Get the data out of the database
The best practice is unambiguous. Put your data into a cloud-optimized data storage layer. This means S3 for AWS, ADLS for Azure, and GCS for GCP. These work with high-speed cloud networks, include redundancy and recoverability, and if you plan carefully, straightforwardly support partitioning. The result is highly scalable parallelized data access.
Introduce federated data access
When we add a federated data access layer, we can expand access to data at the same time that we improve our security footprint. Secure your operational systems from non-operational users. Direct all data access for analytics and reporting to reach the data lake and data warehouses through this federated data layer. Add roles & rules to impose consistent data access policy and track the query & reporting behavior as well as analytical research so that we know who is using which data.
Reduce or eliminate copies
In the simplest definition, data virtualization means that the data exists only once in a data storage layer. The same data can be used for dashboards & reports and also for analytical exploration & data science research.
For data warehouse cubes in data visualization tools such as Tableau, PowerBI, Cliq, and Apache Superset, use the pass-through design pattern. Use your data federation layer to cache dimensions or cube content so that you no longer need to build & refresh cubes within the visualization servers.
Replace data transactions with data transformations
Data analytics developers are familiar with a different paradigm of data transformation than those who work with relational databases. Statistical packages such as SPSS and SAS, and languages such as Scala and R, have always used an approach that builds an entirely new dataset with each aggregation or transformation.
When you apply this approach to data pipelines, you can completely remove the need for transactional integrity and ACID compliance. Instead, you use reproducibility and recoverability to achieve similar results.
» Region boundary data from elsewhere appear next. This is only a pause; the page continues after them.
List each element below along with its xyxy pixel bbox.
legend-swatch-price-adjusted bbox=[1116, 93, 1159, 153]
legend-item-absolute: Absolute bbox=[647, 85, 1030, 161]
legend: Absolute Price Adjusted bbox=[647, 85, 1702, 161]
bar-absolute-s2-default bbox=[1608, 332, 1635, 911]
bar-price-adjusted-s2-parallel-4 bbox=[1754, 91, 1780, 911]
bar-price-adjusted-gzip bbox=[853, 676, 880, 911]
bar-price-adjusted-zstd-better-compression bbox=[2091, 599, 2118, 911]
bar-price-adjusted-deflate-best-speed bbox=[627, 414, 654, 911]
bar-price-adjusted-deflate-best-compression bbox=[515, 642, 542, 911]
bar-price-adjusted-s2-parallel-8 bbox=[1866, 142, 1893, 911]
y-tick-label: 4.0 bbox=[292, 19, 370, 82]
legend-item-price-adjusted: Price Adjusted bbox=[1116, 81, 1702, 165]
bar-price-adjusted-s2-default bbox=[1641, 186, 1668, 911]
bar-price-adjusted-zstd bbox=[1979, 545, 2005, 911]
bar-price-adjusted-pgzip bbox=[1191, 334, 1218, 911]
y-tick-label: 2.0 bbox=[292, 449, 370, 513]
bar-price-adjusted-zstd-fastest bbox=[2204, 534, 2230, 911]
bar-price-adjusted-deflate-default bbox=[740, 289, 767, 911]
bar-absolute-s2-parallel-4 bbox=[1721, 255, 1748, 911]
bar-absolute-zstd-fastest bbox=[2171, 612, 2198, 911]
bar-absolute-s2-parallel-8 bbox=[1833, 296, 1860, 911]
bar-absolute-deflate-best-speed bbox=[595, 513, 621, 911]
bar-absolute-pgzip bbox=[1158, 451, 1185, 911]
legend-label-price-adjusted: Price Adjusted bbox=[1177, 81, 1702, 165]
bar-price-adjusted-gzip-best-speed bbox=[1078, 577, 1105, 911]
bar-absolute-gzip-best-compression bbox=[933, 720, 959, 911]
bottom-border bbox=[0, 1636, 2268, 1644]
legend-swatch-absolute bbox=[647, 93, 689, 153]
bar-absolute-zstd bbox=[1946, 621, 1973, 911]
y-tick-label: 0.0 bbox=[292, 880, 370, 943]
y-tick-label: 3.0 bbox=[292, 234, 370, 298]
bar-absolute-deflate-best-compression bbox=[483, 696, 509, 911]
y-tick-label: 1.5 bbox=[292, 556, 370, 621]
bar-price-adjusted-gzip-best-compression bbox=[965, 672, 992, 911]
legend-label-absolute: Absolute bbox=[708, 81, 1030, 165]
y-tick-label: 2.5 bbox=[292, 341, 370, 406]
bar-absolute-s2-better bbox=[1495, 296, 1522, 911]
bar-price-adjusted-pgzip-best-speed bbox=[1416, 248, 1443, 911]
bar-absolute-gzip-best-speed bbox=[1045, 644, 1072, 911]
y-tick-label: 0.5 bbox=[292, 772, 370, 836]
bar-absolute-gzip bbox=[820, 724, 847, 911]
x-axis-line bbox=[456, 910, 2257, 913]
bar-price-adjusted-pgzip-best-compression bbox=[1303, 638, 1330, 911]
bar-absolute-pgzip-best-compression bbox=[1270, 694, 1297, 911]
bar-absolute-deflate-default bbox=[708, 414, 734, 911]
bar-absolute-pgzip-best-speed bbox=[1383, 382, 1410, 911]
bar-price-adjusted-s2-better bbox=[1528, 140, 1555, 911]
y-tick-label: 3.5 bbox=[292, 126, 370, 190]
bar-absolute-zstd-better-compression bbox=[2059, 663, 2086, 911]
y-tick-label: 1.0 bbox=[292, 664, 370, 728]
For those few (or many!) who prefer to think of data through the language of SQL, you can understand this approach as follows. Build your data pipeline using a sequence of CTAS (“create table as …”) where each new table contains all of the data content from the prior, with changes introduced via filters, joins, aggregations, and combinations of the above.
Use parallelized in-memory analytics
With partitioned data in cloud-optimized data storage, you can make use of newer analytics engines that populate in-memory dataframes in Python and R so that you can achieve dramatically faster execution of data science models and exploratory research.
If you use Spark in a map-reduce cluster, read & write directly from & to the cloud data storage (S3, ADLS, GCS). If you use Python and R, use the Apache Arrow Flight libraries to interact with a cluster of Arrow dataframe worker nodes. One of the federated data access vendors embeds Apache Arrow and Arrow Flight support natively (see https://www.dremio.com/eliminating-data-exports-for-data-science-with-apache-arrow-flight).
Virtual data lake best practices
- Migrating operational systems to the cloud.
- Move your data into cloud-optimized data storage.
- Redesign your data pipelines without transactions.
- Use separate compute resources for operational systems, for data visualization of data warehouses, and for analytical exploration & data science research.
- Use pass-through data warehouse design in data visualization tools.
- Deploy a federated data access layer that includes access rules and information security enforcement.
- Use analytical tools that rely on parallelized in-memory dataframes.
With these best practices, you reduce or eliminate copies of data, increase the freshness of data for decision-making, provider broader access to data across multiple operational systems, and increase the speed of analytical exploration and data science research.